Once I finally got my hands on the first rhubarb of the year in New York, I immediately thought of that cake. However, it felt like a big commitment to make this cake. (As usual – who do I feed a whole cake to?) But then I thought of another, very recent, culinary memory. In March, I went to the Bay Area and had dinner at Chez Panisse with a friend. Needless to say it was excellent, but the most amazing thing was the  grapefruit (I think?) sorbet they served for dessert – two heavenly scoops with a perfect meringue.

I had decided to not even attempt making it at home, because it would never be as good back in Berkeley. But with the rhubarb stalks in hand I changed my mind. The combination of rhubarb (rather than grapefruit) and meringue would echo my favorite cake from back home and I figured the mnemonic value of that combination might console me over the fact that I will never be able to replicate that magical dessert from Chez Panisse.


I went down my usual rabbit hole of internet research and surprisingly there are plenty of recipes for rhubarb sorbet out there – who would have thought? The New York Times has one, so does Epicurious. The only obstacle was that they all tell you to use that ice cream maker – because who doesn’t have one? I for once refuse to get one. No more kitchen clutter – as long as we live in New York at least. So I had to work around it.

The recipes are all pretty much the same: one pound of rhubarb, cleaned and cut into pieces, one cup of sugar and one cup of water, maybe two tbsp of lemon juice.
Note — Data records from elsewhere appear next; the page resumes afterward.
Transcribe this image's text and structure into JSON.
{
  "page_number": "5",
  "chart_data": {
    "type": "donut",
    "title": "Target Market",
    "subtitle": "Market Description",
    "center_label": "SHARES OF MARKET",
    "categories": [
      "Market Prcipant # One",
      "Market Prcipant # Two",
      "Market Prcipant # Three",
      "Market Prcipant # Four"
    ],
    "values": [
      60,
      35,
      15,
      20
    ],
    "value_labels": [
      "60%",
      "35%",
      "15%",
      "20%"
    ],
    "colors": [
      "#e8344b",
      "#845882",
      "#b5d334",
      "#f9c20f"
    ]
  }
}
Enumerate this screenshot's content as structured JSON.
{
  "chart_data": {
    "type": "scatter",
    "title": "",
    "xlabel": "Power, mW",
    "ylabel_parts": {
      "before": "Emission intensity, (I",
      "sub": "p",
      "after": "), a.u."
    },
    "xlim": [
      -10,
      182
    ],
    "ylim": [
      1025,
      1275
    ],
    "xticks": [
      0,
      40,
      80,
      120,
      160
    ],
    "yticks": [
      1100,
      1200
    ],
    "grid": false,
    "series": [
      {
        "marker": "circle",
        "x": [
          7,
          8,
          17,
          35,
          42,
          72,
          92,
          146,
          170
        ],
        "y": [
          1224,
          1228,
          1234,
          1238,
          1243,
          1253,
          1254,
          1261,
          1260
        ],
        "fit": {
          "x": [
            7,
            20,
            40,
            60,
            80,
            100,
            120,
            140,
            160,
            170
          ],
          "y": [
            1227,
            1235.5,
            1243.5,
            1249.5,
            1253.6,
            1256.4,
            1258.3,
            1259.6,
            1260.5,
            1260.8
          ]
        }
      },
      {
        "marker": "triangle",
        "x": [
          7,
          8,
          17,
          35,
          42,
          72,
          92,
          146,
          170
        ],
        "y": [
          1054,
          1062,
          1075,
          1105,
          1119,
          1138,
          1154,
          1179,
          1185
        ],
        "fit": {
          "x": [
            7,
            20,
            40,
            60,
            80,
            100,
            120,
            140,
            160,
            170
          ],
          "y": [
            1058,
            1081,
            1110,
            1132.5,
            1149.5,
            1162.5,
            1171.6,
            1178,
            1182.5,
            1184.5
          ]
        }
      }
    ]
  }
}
I added a piece of cinnamon, because that’s a traditional flavor combination to me.

Put it all in a pot and boil for 10 minutes. The rhubarb will be soft by then. Remove the cinnamon and blend with the immersion blender until there are absolutely no pieces left.

I let it cool on the counter top, then a little more in the fridge. And then I put it in a bowl and stuck the bowl into the freezer. Every 15 min or so I whisked vigorously, until there were no big ice crystals left et voilà – perfect sorbet without that annoying ice cream maker.